Directrice musicale de l’Union Chapel de Londres, Claire M Singer était jusqu’alors dotée de virginité discographique. Elle a néanmoins maintes fois traversé les frontières pour présenter ses divers travaux et installations. La glorieuse maison Touch ne sort plus aussi régulièrement des disques indispensables, mais continue d’éditer des oeuvres dont la production et les qualités d’enregistrement demeurent exceptionnelles. L’artiste y rejoint donc une galerie d’artistes impressionnante (Chris Watson, Biosphere, Oren Ambarchi, Fennesz, Hildur Guðnadóttir…) pour y poser Solas (lumière en gaélique), un recueil de travaux électro-acoustiques enregistrés entre 2002 et 2015.
La britannique utilise un violoncelle et l’orgue datant de 1877 de l’Union Chapel où elle travaille, et allie ces deux éléments à des manipulations électroniques. En terme de mixage et d’enregistrement, on peut ici parler de pure orfèvrerie. Rien ne dépasse, le grain du son résonne comme particulièrement pur, bien aidé souvent par la réverbération naturelle inhérente aux lieux clos et « sacrés » dans lesquels elle opère.
Le disque s’ouvre sur le somptueux A Different Place, pièce en crescendo d’intensité, au tempo enlevé et presque martial, où les notes d’un plaintif violoncelle ont le mérite d’être joliment déliées, évoquant une course poursuite à la recherche du temps perdu dans une forêt de cyprès galloise.
Il est à mon sens regrettable qu’on ne retrouve pas ce genre de tempis par la suite, avant tout parce que l’intervention des crins et de l’orgue dans un registre « dronesque » invite malheureusement à une injuste comparaison avec les exceptionnels et inégalables derniers albums de Stars of The Lid. Les meilleurs titres sont donc pour moi ceux où elle accepte un peu de lâcher la bride et la rondeur de ses notes (A Different Place, Eilean et Wrangham).

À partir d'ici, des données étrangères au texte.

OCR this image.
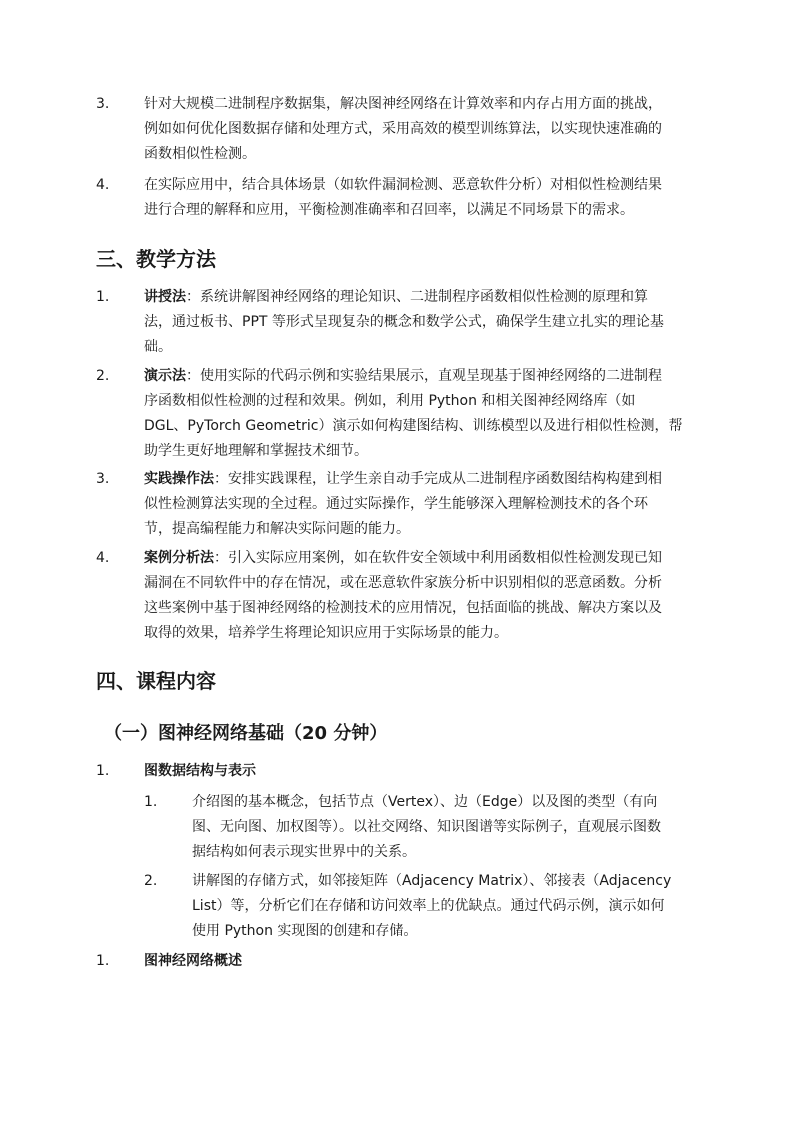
3.	针对大规模二进制程序数据集，解决图神经网络在计算效率和内存占用方面的挑战，
例如如何优化图数据存储和处理方式，采用高效的模型训练算法，以实现快速准确的
函数相似性检测。
4.	在实际应用中，结合具体场景（如软件漏洞检测、恶意软件分析）对相似性检测结果
进行合理的解释和应用，平衡检测准确率和召回率，以满足不同场景下的需求。
三、教学方法
1.	讲授法：系统讲解图神经网络的理论知识、二进制程序函数相似性检测的原理和算
法，通过板书、PPT 等形式呈现复杂的概念和数学公式，确保学生建立扎实的理论基
础。
2.	演示法：使用实际的代码示例和实验结果展示，直观呈现基于图神经网络的二进制程
序函数相似性检测的过程和效果。例如，利用 Python 和相关图神经网络库（如
DGL、PyTorch Geometric）演示如何构建图结构、训练模型以及进行相似性检测，帮
助学生更好地理解和掌握技术细节。
3.	实践操作法：安排实践课程，让学生亲自动手完成从二进制程序函数图结构构建到相
似性检测算法实现的全过程。通过实际操作，学生能够深入理解检测技术的各个环
节，提高编程能力和解决实际问题的能力。
4.	案例分析法：引入实际应用案例，如在软件安全领域中利用函数相似性检测发现已知
漏洞在不同软件中的存在情况，或在恶意软件家族分析中识别相似的恶意函数。分析
这些案例中基于图神经网络的检测技术的应用情况，包括面临的挑战、解决方案以及
取得的效果，培养学生将理论知识应用于实际场景的能力。
四、课程内容
（一）图神经网络基础（20 分钟）
1.	图数据结构与表示
1.	介绍图的基本概念，包括节点（Vertex）、边（Edge）以及图的类型（有向
图、无向图、加权图等）。以社交网络、知识图谱等实际例子，直观展示图数
据结构如何表示现实世界中的关系。
2.	讲解图的存储方式，如邻接矩阵（Adjacency Matrix）、邻接表（Adjacency
List）等，分析它们在存储和访问效率上的优缺点。通过代码示例，演示如何
使用 Python 实现图的创建和存储。
1.	图神经网络概述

La valeur ajoutée du disque tient sans nul doute dans l’intégration de l’orgue, cet instrument puissant qui renverse la tripaille, diffuse des colonnes de lumières lacérant l’azur et rassurant ceux pour qui habituellement la contemplation de l’horizon brûle la rétine.
Si j’avoue m’être cordialement ennuyé lors du trop long The Molendinar malgré ses éparses fulgurances, Solas demeure un album assez impressionnant, où le temps se suspend, où la vision se stratifie puis se dilate clairement lors d’errances lumineuses parmi les fougères et les lichens, entre les glens et les lochs où résident les banshees.
Claire M Singer livre donc chez une crémerie légendaire un travail de haute volée. Si son écoute au casque n’est pas à négliger, elle sera d’un écho tout autre encore chez les chanceux équipés d’une installation de forte qualité.
Merci pour la chronique. Cela faisait un petit bout de temps que Touch ne m’avait autant impressionné (même si la réédition en numérique de l’album de Anna von Hausswolff est un vrai plaisir). Il faut noter que Touch est en continuité, avec ce travail d’une organiste, avec les compilations Touch Spire et les live associés, qui sont souvent excellents.
Pour The Molendinar , je trouve que sa longueur n’est pas une faiblesse, on touche même au transcendant. Après c’est du déjà vu ces drones d’orgues (Stars of The Lid, etc.), oui, mais le mastering vient hausser l’ensemble à un niveau qui le fait surplomber bien d’autres albums. Quel souffle !
Excellente chronique ! J’ai découvert le titre wrangham sur le podcast bleep. Votre article m’a permis d’aller plus loin.